Cosmological expansion and contraction from Pauli exclusion principle in M0-branes
Abstract
We show that the Pauli exclusion principle in a system of M0-branes can give rise to the expansion and contraction of the universe which is located on an M3-brane. We start with a system of M0-branes with high symmetry, which join mutually and form pairs of M1-anti-M1-branes. The resulting symmetry breaking creates gauge fields that live on the M1-branes and play the role of graviton tensor modes, which induce an attractive force between the M1 and anti-M1 branes.
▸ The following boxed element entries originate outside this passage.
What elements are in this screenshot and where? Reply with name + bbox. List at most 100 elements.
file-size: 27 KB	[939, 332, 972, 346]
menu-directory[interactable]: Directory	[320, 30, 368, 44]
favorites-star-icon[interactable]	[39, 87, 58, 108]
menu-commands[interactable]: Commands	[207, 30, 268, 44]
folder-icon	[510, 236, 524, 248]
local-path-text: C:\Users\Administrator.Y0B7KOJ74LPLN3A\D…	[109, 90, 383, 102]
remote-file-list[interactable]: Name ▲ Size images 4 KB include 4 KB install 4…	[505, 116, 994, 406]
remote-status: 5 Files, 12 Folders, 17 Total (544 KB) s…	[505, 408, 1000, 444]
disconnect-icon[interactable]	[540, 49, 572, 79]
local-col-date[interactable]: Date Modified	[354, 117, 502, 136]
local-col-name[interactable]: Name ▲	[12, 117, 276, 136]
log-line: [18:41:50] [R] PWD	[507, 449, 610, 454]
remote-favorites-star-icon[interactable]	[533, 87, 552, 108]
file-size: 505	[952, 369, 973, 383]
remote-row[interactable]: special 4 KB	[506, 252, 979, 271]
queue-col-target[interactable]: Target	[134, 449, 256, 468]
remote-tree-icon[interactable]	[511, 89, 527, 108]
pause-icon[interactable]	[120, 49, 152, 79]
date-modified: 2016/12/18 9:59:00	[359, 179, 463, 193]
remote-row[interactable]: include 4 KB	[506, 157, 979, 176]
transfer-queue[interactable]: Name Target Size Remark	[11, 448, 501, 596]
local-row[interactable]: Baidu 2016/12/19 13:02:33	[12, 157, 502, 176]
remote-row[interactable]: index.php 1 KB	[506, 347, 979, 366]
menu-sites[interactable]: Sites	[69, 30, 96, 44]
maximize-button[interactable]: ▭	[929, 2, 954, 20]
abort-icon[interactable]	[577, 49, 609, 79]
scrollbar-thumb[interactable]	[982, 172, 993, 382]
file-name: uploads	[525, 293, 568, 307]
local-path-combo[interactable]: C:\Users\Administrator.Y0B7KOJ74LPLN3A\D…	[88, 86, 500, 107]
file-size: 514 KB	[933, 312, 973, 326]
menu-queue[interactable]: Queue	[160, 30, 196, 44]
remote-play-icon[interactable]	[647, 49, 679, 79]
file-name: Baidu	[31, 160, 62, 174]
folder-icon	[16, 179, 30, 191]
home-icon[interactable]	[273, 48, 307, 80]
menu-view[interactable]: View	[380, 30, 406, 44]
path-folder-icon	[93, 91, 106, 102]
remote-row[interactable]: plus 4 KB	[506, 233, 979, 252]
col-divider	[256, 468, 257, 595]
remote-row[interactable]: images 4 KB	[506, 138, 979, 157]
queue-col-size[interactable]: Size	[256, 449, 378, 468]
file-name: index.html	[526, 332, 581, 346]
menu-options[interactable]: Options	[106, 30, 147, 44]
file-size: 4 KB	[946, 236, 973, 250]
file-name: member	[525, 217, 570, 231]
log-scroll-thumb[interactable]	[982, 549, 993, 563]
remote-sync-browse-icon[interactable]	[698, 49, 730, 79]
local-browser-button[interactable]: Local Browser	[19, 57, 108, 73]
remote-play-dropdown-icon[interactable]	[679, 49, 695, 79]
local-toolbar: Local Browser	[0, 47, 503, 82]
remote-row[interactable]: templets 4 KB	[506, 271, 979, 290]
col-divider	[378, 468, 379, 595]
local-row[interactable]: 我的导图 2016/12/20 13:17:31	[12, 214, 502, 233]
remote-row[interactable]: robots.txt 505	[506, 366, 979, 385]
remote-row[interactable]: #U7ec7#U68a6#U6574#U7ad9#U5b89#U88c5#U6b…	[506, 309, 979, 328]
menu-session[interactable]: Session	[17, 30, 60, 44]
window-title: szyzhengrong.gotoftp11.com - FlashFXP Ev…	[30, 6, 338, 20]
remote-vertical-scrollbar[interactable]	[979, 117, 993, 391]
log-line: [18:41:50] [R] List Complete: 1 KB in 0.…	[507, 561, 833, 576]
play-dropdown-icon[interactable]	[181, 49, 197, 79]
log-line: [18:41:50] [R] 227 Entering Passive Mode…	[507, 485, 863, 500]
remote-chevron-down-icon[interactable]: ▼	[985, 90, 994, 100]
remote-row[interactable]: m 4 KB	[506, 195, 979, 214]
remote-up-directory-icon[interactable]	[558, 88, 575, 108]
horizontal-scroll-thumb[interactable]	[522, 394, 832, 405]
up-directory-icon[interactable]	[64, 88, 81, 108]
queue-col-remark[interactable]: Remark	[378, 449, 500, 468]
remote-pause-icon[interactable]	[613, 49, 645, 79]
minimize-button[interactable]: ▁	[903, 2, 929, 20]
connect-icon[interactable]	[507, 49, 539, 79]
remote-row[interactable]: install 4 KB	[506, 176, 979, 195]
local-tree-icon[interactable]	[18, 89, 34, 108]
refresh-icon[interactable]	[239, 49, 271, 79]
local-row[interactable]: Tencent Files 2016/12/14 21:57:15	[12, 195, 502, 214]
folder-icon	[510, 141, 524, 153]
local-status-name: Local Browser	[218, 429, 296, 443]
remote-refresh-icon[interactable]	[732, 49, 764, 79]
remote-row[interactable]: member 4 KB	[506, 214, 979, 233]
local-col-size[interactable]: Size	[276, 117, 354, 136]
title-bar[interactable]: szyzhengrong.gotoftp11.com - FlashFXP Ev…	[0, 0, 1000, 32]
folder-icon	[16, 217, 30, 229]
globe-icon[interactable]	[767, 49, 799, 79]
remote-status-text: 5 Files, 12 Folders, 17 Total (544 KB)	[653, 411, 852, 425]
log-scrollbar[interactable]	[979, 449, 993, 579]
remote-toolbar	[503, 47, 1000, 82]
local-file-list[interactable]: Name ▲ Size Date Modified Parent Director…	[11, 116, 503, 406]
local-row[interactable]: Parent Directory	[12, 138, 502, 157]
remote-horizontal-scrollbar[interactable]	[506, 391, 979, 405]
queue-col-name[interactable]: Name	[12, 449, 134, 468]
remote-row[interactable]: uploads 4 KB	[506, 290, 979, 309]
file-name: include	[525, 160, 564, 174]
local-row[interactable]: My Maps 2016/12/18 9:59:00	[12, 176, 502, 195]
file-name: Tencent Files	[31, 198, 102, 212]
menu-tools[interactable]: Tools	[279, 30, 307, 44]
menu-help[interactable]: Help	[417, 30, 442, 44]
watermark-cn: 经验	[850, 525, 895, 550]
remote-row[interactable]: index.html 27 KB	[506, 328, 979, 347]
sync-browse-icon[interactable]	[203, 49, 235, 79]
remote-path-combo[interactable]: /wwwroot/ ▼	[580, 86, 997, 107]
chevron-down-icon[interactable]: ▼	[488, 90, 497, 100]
Consequently, the gauge fields that live on the M1-branes, and the scalar fields which are attached symmetrically to all parts of these branes, decay to fermions that attach anti-symmetrically to the upper and lower parts of the branes, and hence the Pauli exclusion principle emerges. By closing M1-branes mutually, the curvatures produced by parallel spins will be different from the curvatures produced by anti-parallel spins, and this leads to an inequality between the number of degrees of freedom on the boundary surface and the number of degrees of freedom in the bulk region. This behavior is inherited in the M3-brane on which the universe is located, and hence this leads to the emergence of the universe expansion and contraction. In this sense, the Pauli exclusion principle rules the cosmic dynamics.